12 octobre 2010
Show boating
La très attendue reprise actuelle de Show Boat au Théâtre du Châtelet à Paris m'a permis de découvrir "live" ce musical qui a marqué d'une pierre noire l'histoire de Broadway et du genre tout entier. Lors de sa première au Ziegfeld Theatre le 27 décembre 1927, Show Boat révolutionnait la comédie musicale en proposant une histoire de quatre couples se déroulant sur quarante ans, des morceaux musicaux véritablement intégrés à la narration, une dénonciation audacieuse de la ségrégation et la présence simultanée sur scène d'interprètes blancs et noirs. Jerome Kern (à la musique) et Oscar Hammerstein II (au livret et aux lyrics) n'avaient eu qu'une année pour adapter à la scène le roman à succès d'Edna Ferber, paru en 1926. Ils accouchèrent d'un chef-d'oeuvre dont les airs ont traversé les décennies pour devenir des standards du musical américain : "Cotton Blossom", "Make believe", "You are love", "Bill" sont reconnaissables dès leurs premières notes. "Can't help lovin' dat man" et "Ol' man river" (la version de Judy Garland est époustouflante) sont, quant à eux, des mètres-étalons du genre.

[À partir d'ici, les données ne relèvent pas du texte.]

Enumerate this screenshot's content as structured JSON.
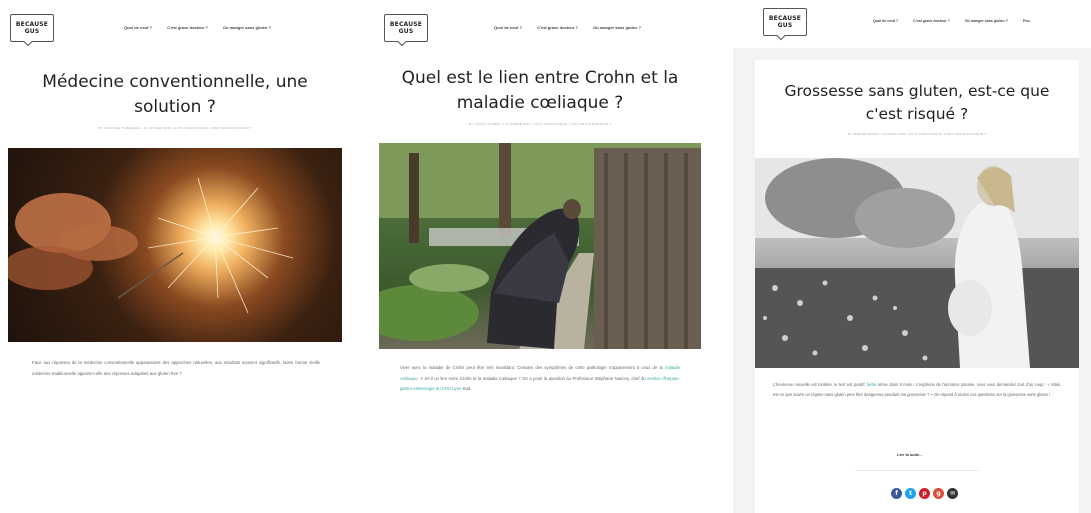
{
  "logo": {
    "line1": "BECAUSE",
    "line2": "GUS"
  },
  "nav": [
    "Quoi de neuf ?",
    "C'est grave docteur ?",
    "Où manger sans gluten ?",
    "Pou"
  ],
  "posts": [
    {
      "title": "Médecine conventionnelle, une solution ?",
      "meta": "BY CAROLINE THIBEDEAU  •  31 JANVIER 2015  •  ACTU SCIENTIFIQUE, C'EST GRAVE DOCTEUR ?",
      "excerpt": "Face aux réponses de la médecine conventionnelle apparaissent des approches naturelles, aux résultats souvent significatifs. Notre bonne vieille médecine traditionnelle apporte-t-elle des réponses adaptées aux gluten free ?"
    },
    {
      "title": "Quel est le lien entre Crohn et la maladie cœliaque ?",
      "meta": "BY CÉCILE OLIVER  •  2 OCTOBRE 2014  •  ACTU SCIENTIFIQUE, C'EST GRAVE DOCTEUR ?",
      "excerpt_a": "Vivre avec la maladie de Crohn peut être très invalidant. Certains des symptômes de cette pathologie s'apparentent à ceux de la ",
      "excerpt_link1": "maladie cœliaque",
      "excerpt_b": ". Y a-t-il un lien entre Crohn et la maladie cœliaque ? On a posé la question au Professeur Stéphane Nancey, chef du ",
      "excerpt_link2": "service d'hépato-gastro-entérologie du CHU Lyon",
      "excerpt_c": " Sud."
    },
    {
      "title": "Grossesse sans gluten, est-ce que c'est risqué ?",
      "meta": "BY MARINE PICKET  •  12 MARS 2015  •  ACTU SCIENTIFIQUE, C'EST GRAVE DOCTEUR ?",
      "excerpt_a": "L'heureuse nouvelle est tombée, le test est positif, ",
      "excerpt_link": "bébé",
      "excerpt_b": " arrive dans 9 mois ! L'euphorie de l'annonce passée, vous vous demandez tout d'un coup : « Mais, est-ce que suivre un régime sans gluten peut être dangereux pendant ma grossesse ? » On répond à toutes vos questions sur la grossesse sans gluten !",
      "read_more": "Lire la suite...",
      "share": [
        {
          "icon": "facebook-icon",
          "glyph": "f",
          "color": "#3b5998"
        },
        {
          "icon": "twitter-icon",
          "glyph": "t",
          "color": "#1da1f2"
        },
        {
          "icon": "pinterest-icon",
          "glyph": "p",
          "color": "#cb2027"
        },
        {
          "icon": "google-plus-icon",
          "glyph": "g",
          "color": "#dd4b39"
        },
        {
          "icon": "email-icon",
          "glyph": "✉",
          "color": "#333333"
        }
      ]
    }
  ]
}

La production du Châtelet, venue d'Afrique du Sud (elle a été montée pour la première fois par le Cape Town Opera en 2005), reprend la version de la reprise de Broadway de 1946. Car Show Boat a connu une histoire aussi tumultueuse que celle de ses personnages : la production originale de 1927 durant près de 4h15, les reprises suivantes ont été fortement raccourcies, un certain nombre de morceaux modifiés (notamment dans leurs paroles au contenu trop racial) ou simplement supprimés. La version de 1946 - et donc celle du Châtelet - trouve un équilibre satisfaisant entre celle de 1927 et celles, beaucoup plus courtes, qui ont juste suivi. Je reprocherais quand même à la production du Châtelet une mise en scène un peu vieillotte et quelques voix "moyennes". C'est seulement en 1988 qu'EMI a ressorti en CD le musical tel qu'il avait été conçu à l'origine par Kern et Hammerstein (c'est aujourd'hui la version de référence, dirigée par John McGlinn).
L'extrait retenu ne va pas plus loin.